Weil viele Beschwerden der Perimenopause auch bei anderen Erkrankungen auftreten können, prüft Dein:e Ärzt:in meist sogenannte Differenzialdiagnosen. Dazu zählen z. B.:
Schilddrüsenerkrankungen
Depressionen oder Angststörungen
ADHS im Erwachsenenalter
Chronische Erschöpfung (z. B. Long COVID)
POI (vorzeitige Menopause) – vor dem 40. Lebensjahr
Manchmal auch Multiple Sklerose
Dafür können weitere Blutwerte erhoben oder – bei unklaren Blutungen – ein Ultraschall durchgeführt werden.
Leider ist das Thema Wechseljahre in vielen gynäkologischen Praxen noch unterbelichtet. Es lohnt sich, gezielt nach Spezialist:innen zu suchen – etwa über Netzwerke, Empfehlungen oder Fachverzeichnisse.
Auch solltest Du immer explizit eine Wechseljahressprechstunde buchen und das Thema nicht im Rahmen eines normalen Check-ups ansprechen. Sonst bleibt zu wenig Zeit.
Gute Ärzt:innen nehmen sich Zeit, hören zu und nehmen Deine Beschwerden ernst – auch wenn die Laborwerte „unauffällig“ sind. In meinem PDF-Guide „Arztsuche leicht gemacht“ findest Du Tipps, wie Du Dich gut auf den Termin vorbereitest und die richtige Ansprechperson findest.
Die Diagnose Perimenopause bedeutet nicht, dass Du „da jetzt einfach durchmusst“. Im Gegenteil: Sie ist der erste Schritt, um gezielt etwas für Dein Wohlbefinden zu tun.
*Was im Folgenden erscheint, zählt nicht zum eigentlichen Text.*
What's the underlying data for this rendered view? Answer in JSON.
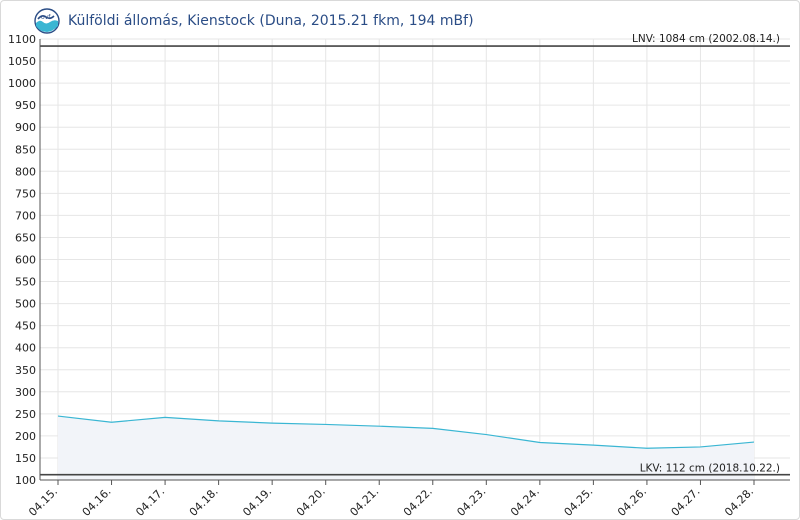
{
  "station": {
    "title": "Külföldi állomás, Kienstock (Duna, 2015.21 fkm, 194 mBf)",
    "logo_icon": "water-wave-logo-icon"
  },
  "chart_data": {
    "type": "area",
    "title": "Külföldi állomás, Kienstock (Duna, 2015.21 fkm, 194 mBf)",
    "xlabel": "",
    "ylabel": "",
    "categories": [
      "04.15.",
      "04.16.",
      "04.17.",
      "04.18.",
      "04.19.",
      "04.20.",
      "04.21.",
      "04.22.",
      "04.23.",
      "04.24.",
      "04.25.",
      "04.26.",
      "04.27.",
      "04.28."
    ],
    "y_ticks": [
      100,
      150,
      200,
      250,
      300,
      350,
      400,
      450,
      500,
      550,
      600,
      650,
      700,
      750,
      800,
      850,
      900,
      950,
      1000,
      1050,
      1100
    ],
    "ylim": [
      100,
      1100
    ],
    "grid": true,
    "series": [
      {
        "values": [
          245,
          231,
          242,
          234,
          229,
          226,
          222,
          217,
          203,
          185,
          179,
          172,
          175,
          186
        ]
      }
    ],
    "reference_lines": [
      {
        "label": "LNV: 1084 cm (2002.08.14.)",
        "value": 1084
      },
      {
        "label": "LKV: 112 cm (2018.10.22.)",
        "value": 112
      }
    ],
    "colors": {
      "line": "#3ab6d3",
      "area": "#f2f4f9",
      "title": "#2b4d86",
      "grid": "#e6e6e6"
    }
  }
}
Denn die gute Nachricht ist: Du hast viele Möglichkeiten, mit den hormonellen Veränderungen umzugehen – individuell, wirksam und ganzheitlich.
Je nach Symptomen, Lebenssituation und persönlichen Vorlieben kannst Du gemeinsam mit Dein:er Ärzt:in über passende Optionen sprechen. Dazu zählen:
eine hormonelle Behandlung, wenn Beschwerden stark sind. Je nach Symptomatik und Phase der Wechseljahre bietet sich hier entweder eine Gestagenpille oder die bioidentische Hormonersatztherapie (bHET) an.
pflanzliche Alternativen
eine gezielte Anpassung von Ernährung, Bewegung und Stressmanagement, um Dein hormonelles Gleichgewicht zu unterstützen
Verhaltenstherapie: Diese Art der Therapie ist mit Blick auf die Wirksamkeit bei Wechseljahresbeschwerden, v.a. Hitzewallungen, sehr gut erforscht.
auch Mikronährstoffe wie Vitamin D, B-Vitamine oder Magnesium können eine Rolle spielen. Hier gilt: “Erst messen, dann machen.”